Minimize your Total Income from Retirement Plans (pre tax)
If you have money in a pre tax account, such as a 401(k) or employer-funded pension funds, your withdrawals from these plans after you retire are usually subject to income tax. Finally, the tax rate you pay is determined by your entire taxable income for the year. If you have multiple sources of retirement income, limiting distributions from pre tax plans to only the amounts you require or are penalized for withdrawing in retirement saves on your taxes.
The IRS offers a number of resources for retirees, including Publication 505, Tax Withholding and Estimated Tax. They cover topics such as withholding allowances, estimated tax payments, qualifying widow(er)s with dependent children, pensions and annuities, social security benefits and more. You can also use the withholding calculator on IRS.gov.
What If I Owe Taxes?
Often, filers are surprised that instead of a refund they in fact owe money to the IRS. If you find yourself owing and are not sure how to pay the money, read Can’t Pay Your Taxes? Here Are 5 Tips to Pay the IRS to put together a payment plan.
To avoid this in the future, here are some tips:
- Adjust your withholdings so that you are not withholding too much or too little.
- Try to estimate your taxes as accurately as possible, so you don’t end up owing a lot come April. You can meet with an initial consultation with a financial tax advisor or accountant and they can take a look at your finances and see if you are on track.

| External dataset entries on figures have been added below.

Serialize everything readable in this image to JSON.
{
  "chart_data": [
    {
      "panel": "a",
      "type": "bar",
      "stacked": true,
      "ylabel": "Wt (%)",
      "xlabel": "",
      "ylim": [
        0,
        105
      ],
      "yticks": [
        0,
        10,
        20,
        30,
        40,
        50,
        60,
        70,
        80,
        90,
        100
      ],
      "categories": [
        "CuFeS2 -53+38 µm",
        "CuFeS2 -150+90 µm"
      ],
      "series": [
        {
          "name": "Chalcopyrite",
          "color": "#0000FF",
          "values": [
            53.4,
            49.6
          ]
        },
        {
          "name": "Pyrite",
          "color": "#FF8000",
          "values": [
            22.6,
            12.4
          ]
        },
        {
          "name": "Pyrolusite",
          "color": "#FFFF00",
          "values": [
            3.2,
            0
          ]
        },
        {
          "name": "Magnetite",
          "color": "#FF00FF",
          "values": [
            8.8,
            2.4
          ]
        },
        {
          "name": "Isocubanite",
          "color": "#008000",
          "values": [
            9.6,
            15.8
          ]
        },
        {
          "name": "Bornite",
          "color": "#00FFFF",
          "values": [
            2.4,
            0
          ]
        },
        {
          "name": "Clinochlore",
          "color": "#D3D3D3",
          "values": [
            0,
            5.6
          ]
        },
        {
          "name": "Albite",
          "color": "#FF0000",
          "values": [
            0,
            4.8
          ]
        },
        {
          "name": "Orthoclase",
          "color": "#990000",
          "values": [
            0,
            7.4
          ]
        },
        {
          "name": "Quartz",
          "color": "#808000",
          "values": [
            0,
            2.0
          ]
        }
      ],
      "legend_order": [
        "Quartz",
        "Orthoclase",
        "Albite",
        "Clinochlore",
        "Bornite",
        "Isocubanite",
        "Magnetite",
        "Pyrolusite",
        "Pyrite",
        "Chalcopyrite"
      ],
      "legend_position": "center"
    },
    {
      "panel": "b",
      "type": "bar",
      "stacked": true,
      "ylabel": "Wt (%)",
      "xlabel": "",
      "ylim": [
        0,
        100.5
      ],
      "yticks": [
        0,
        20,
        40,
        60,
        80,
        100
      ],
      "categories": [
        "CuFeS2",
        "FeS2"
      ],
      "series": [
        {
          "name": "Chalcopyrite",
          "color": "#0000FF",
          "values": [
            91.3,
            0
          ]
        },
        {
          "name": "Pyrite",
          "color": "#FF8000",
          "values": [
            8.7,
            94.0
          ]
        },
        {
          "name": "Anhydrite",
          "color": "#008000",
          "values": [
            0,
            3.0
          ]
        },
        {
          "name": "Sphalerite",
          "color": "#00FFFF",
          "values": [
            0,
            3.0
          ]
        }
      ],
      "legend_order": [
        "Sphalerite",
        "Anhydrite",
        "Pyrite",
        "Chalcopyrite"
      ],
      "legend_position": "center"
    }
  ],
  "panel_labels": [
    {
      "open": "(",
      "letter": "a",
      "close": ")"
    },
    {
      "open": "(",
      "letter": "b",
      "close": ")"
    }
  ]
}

- Pay attention to tax law changes, which can affect how much you owe.
Something important to keep in mind: Your taxes owed are due by the tax filing date. Usually this is April 15th, but as mentioned earlier, this date has been extended to October 15th. File your taxes as early as possible so that you are able to put together a repayment plan to ensure you hit the October 15th date.
If you are unable to pay your taxes in full by October 15th, the IRS offers a few different payment plan options. You can apply for a short-term extension (120 days) or a long-term installment agreement. The interest rate on an installment agreement is typically lower than the interest rate charged on penalties and late payments, so that may be the best option for you.
Work with a Tax Preparer to Ensure Accurate Tax Filing
If you own a business, are retired, have multiple jobs, multiple 1099s, or other types of complicated tax paperwork, you will likely need to file taxes with a preparer. You can find free tax preparation options through the IRS or AARP, but be sure to shop around and compare services before you choose one. Finding a fiduciary financial advisor or tax account can take all of the guesswork out of your taxes. Many opt to hire an account so that they don’t have to worry about ensuring that their filings are correct. For many, this is a smart option to avoid any unnecessary complications or issues with the IRS.